Sourcing-Berater bieten ihre Dienste über den gesamten Outsourcing-Lebenszyklus hinweg an.
Sourcing-Berater bieten ihre Dienste über den gesamten Outsourcing-Lebenszyklus hinweg an.
Foto: Active Sourcing

Ein Outsourcing muss gut überlegt sein. Nicht nur die Make-or-Buy-Entscheidung, auch die Auswahl des Providers und seine anschließende Steuerung sowie die Vertragsgestaltung haben Einfluss auf den Erfolg. Sich dabei Hilfe von neutralen Beratern zu holen ist heutzutage gängige Praxis, da sich der Markt und die Anforderungen ständig verändern, meint Klaus Holzhauser, Managing Consultant bei Pierre Audoin Consultants (PAC). "Ein externer Berater, der viele Deals kennt, hat immer noch mehr Erfahrung als ein Unternehmen, das bereits sein drittes Auslagerungsprojekt in Angriff nimmt", so der Experte. Und in Deutschland befänden sich die meisten Anwender ohnehin erst in der zweiten Outsourcing-Welle.

Hier lesen Sie ...

wer Sourcing-Beratung anbietet;

welche Probleme die Consultants lösen;

inwiefern Anwender von diesen Leistungen profitieren;

worauf Sie bei der Auswahl der Berater achten sollten.

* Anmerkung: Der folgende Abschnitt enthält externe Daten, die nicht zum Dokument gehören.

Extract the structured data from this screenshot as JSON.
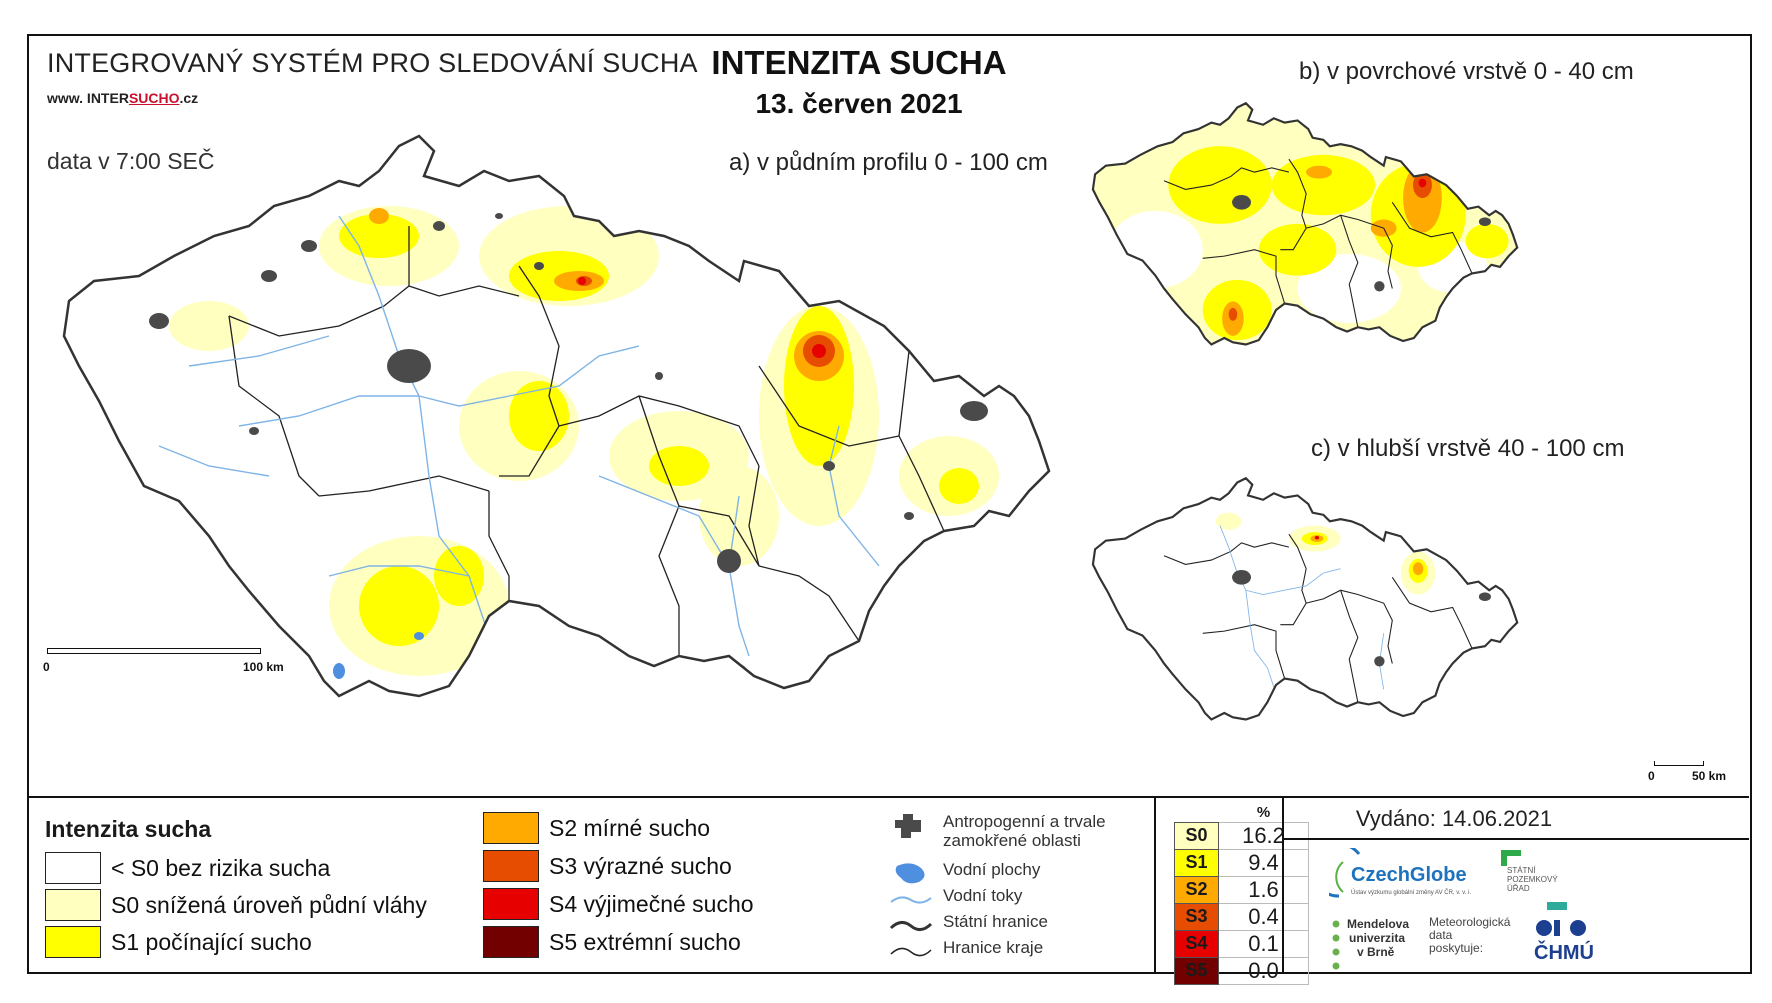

Wer Sourcing-Beratung anbietet

Bei vielen IT-Strategieberatungen sowie in den Advisory-Abteilungen der Wirtschaftsprüfer gehört Sourcing-Beratung mittlerweile fest zum Portfolio. Während Branchenriesen wie Deloitte, Gartner und Bearingpoint auf globaler Ebene agieren, wird der deutsche Markt von einer Vielzahl lokaler Beratungshäuser dominiert. Beispiele sind das Deloitte-Spinoff Adour Consulting, Pierre Audoin Consultants (PAC),Clearview Consulting oder Corporate Quality Consulting (CQC). Auch Benchmarking-Anbieter wie Compass bieten Sourcing-Advisory an.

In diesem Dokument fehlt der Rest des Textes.